A Primeira Guerra Mundial veio consumar essa transformação.
Para as mulheres, muitas das quais substituíam nas fábricas os homens que estavam nas frentes de batalha, esse foi o ponto de partida da verdadeira emancipação, simbolizada pelo estilo à Ia garçonne ou “rapazinho”. Elas cortaram o cabelo bem curto e adotaram roupas leves e práticas.
O excesso de peso não estava em voga e certos periódicos (como, por exemplo, L’Illustration, um dos semanários mais lidos daquele tempo) traziam anúncios que apregoavam os méritos de miraculosos produtos para emagrecer.

A época contemporânea

Na arte, em menos de um século, a evolução dos cânones da beleza feminina foi das mulheres gordinhas de Renoir às esqueléticas de Giacometti, para entrar numa era em que reina aquilo que poderíamos denominar “mania de magreza’.
Após a Segunda Guerra Mundial, os corpos, que durante o conflito haviam sofrido por um longo período com a privação e a falta de comida recobraram a plenitude.
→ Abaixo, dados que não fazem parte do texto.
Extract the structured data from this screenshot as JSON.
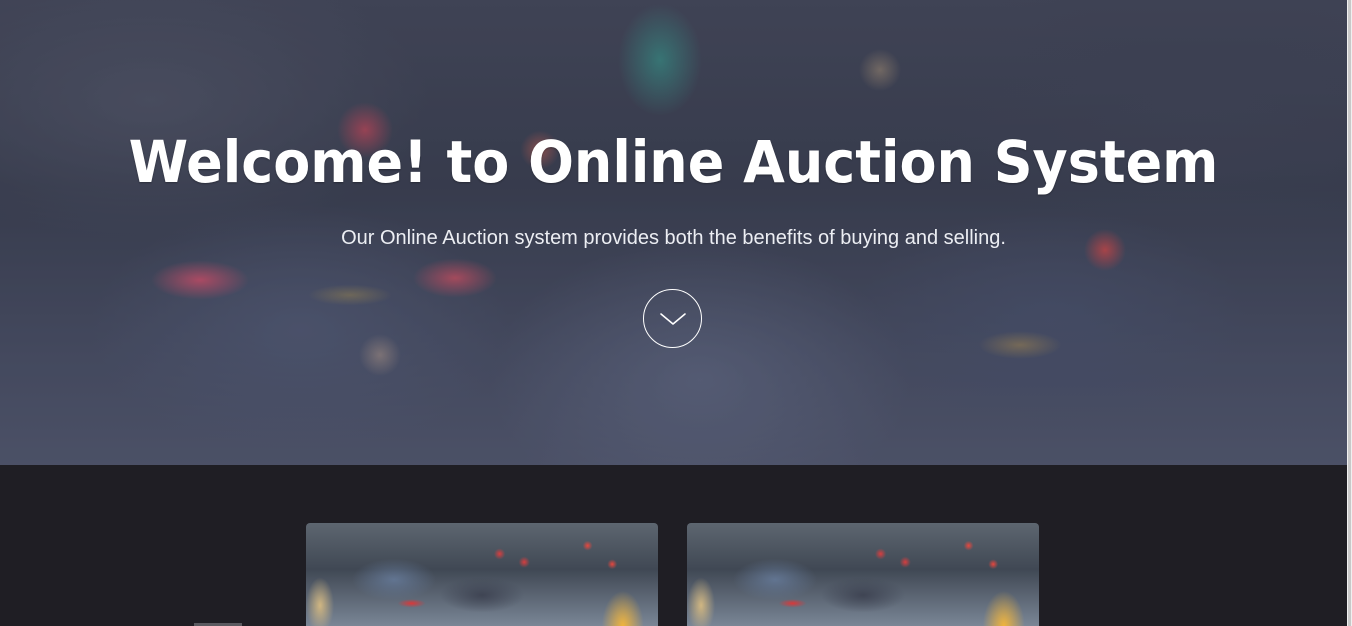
{
  "hero": {
    "title": "Welcome! to Online Auction System",
    "subtitle": "Our Online Auction system provides both the benefits of buying and selling.",
    "scroll_icon": "chevron-down-icon"
  },
  "cards": [
    {
      "image": "traffic-photo"
    },
    {
      "image": "traffic-photo"
    }
  ],
  "colors": {
    "section_background": "#1f1e24",
    "hero_text": "#ffffff"
  }
}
Já não era mais preciso racionar e os rostos rechonchudos e felizes da publicidade serviam de testemunha desse retorno à abundância.

Nas décadas de 1950 e 1960, foram as pinups e as atrizes americanas que encarnaram a mulher ideal. As curvas exuberantes de Rita Hayworth e Marilyn Monroe enchiam os homens de fantasia. Na França, Brigitte Bardot arrebatava a preferência do público. No Brasil, tínhamos Odete Lara, Norma Bengell…
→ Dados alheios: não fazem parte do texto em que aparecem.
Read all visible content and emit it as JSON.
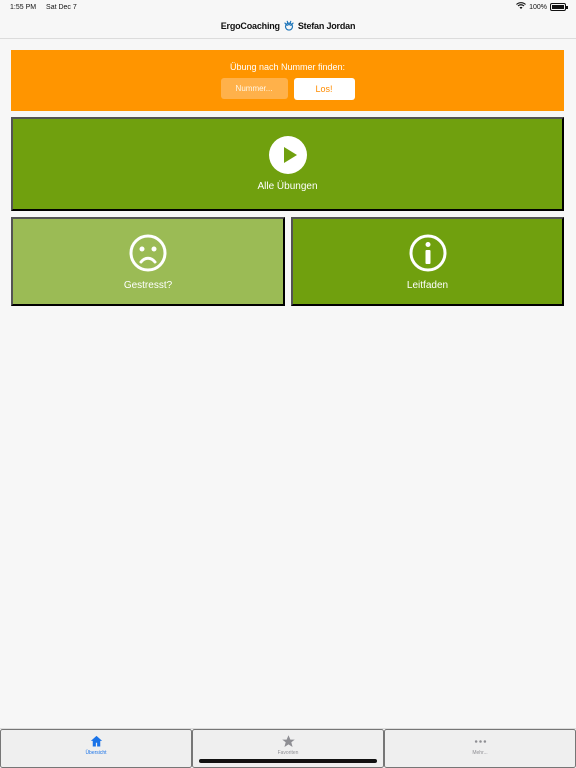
{
  "status": {
    "time": "1:55 PM",
    "date": "Sat Dec 7",
    "battery": "100%"
  },
  "header": {
    "brand_left": "ErgoCoaching",
    "brand_right": "Stefan Jordan"
  },
  "search": {
    "label": "Übung nach Nummer finden:",
    "placeholder": "Nummer...",
    "button_label": "Los!"
  },
  "tiles": {
    "all": "Alle Übungen",
    "stressed": "Gestresst?",
    "guide": "Leitfaden"
  },
  "tabs": [
    {
      "label": "Übersicht",
      "icon": "home-icon",
      "active": true
    },
    {
      "label": "Favoriten",
      "icon": "star-icon",
      "active": false
    },
    {
      "label": "Mehr...",
      "icon": "more-icon",
      "active": false
    }
  ],
  "colors": {
    "orange": "#ff9500",
    "green": "#70a00e",
    "light_green": "#9bbb55",
    "active_blue": "#1a73e8"
  }
}
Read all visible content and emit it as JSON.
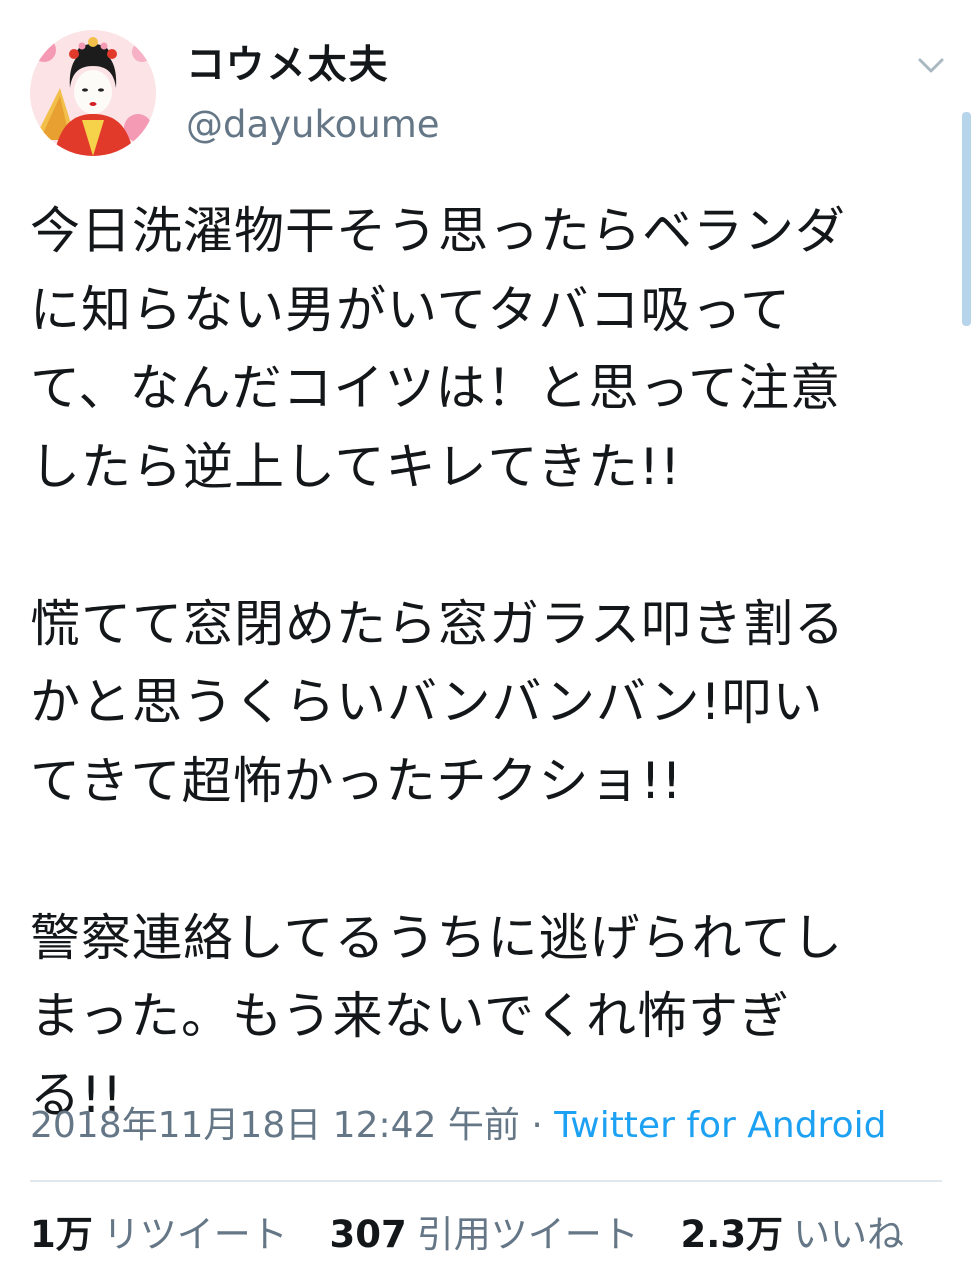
{
  "user": {
    "display_name": "コウメ太夫",
    "handle": "@dayukoume",
    "avatar_icon": "user-avatar-photo"
  },
  "menu_icon": "chevron-down-icon",
  "tweet": {
    "paragraphs": [
      {
        "lines": [
          "今日洗濯物干そう思ったらベランダ",
          "に知らない男がいてタバコ吸って",
          "て、なんだコイツは！と思って注意",
          "したら逆上してキレてきた!!"
        ]
      },
      {
        "lines": [
          "慌てて窓閉めたら窓ガラス叩き割る",
          "かと思うくらいバンバンバン!叩い",
          "てきて超怖かったチクショ!!"
        ]
      },
      {
        "lines": [
          "警察連絡してるうちに逃げられてし",
          "まった。もう来ないでくれ怖すぎ",
          "る!!"
        ]
      }
    ],
    "timestamp": "2018年11月18日 12:42 午前",
    "separator": " · ",
    "source": "Twitter for Android"
  },
  "stats": {
    "retweets_count": "1万",
    "retweets_label": "リツイート",
    "quotes_count": "307",
    "quotes_label": "引用ツイート",
    "likes_count": "2.3万",
    "likes_label": "いいね"
  },
  "colors": {
    "text": "#14171a",
    "secondary": "#657786",
    "link": "#1da1f2",
    "divider": "#e1e8ed"
  }
}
Nos anos 70, o movimento feminista veio reivindicar uma silhueta a um só tempo delgada e andrógina. Na Inglaterra, viva Twiggy, “O Graveto”, modelo que teve sucesso mundial! E, na França, viva a atriz e cantora Jane Birkin!

Depois, a década de 1980 valorizou um corpo que continuava esbelto, mas cujo busto era mais generoso. O status social da mulher mudou: graças à pílula, ela assumiu o controle de sua sexualidade; e, na maioria das vezes, também trabalhava. Ativa, seu corpo devia ser musculoso: nascia o fitness.
Durante os anos 90, as estrelas de Hollywood foram pouco a pouco destronadas pelas top models, novos ícones da beleza feminina. Seus corpos descarnados (as medidas dessas moças eram de embasbacarO se tornaram referência para as mulheres, sobretudo as adolescentes: Kate Moss tinha 1,70m e 44 quilos; Joddie Kidd, 1,88m e 57 quilos; e a brasileira Shirley Mallmann, 1,80m e 56 quilos!

Contudo, as modelos pagaram o preço dessa magreza, tanto no âmbito físico quanto no psíquico: dependência de drogas, diversos distúrbios de saúde, intervenções cirúrgicas com maior ou menor freqüência etc. O estilista Azzedine Aliaia, numa edição que a revista Elle francesa dedicou ao tema, em 1996, deplorou essa tendência da moda:
“As jovens magras nunca fizeram os homens sonhar e as ossudas estão longe de serem cânones de beleza. Do que gosto na mulher são suas formas, sua voluptuosidade. [ … ] O mais importante é tirar proveito de sua personalidade”.

Apesar dos protestos que se faziam ouvir, tal tendência se acentuava ainda mais, atingindo o auge em 1998: era o reinado do junkie chie, ou seja, da magreza extrema, quase cadavérica, realçada pela maquiagem lívida. Alguns anunciantes reagiram, ameaçando tirar sua publicidade das revistas de moda. Uma marca francesa de cosméticos, ainda mais combativa, não hesitou em apelar para outdoors nos quais a estrela era uma modelo de corpo cheio ao estilo do pintor flamengo Rubens (1577-1640), com o seguinte slogan: “Há 3 bilhões de mulheres. E somente oito top models”.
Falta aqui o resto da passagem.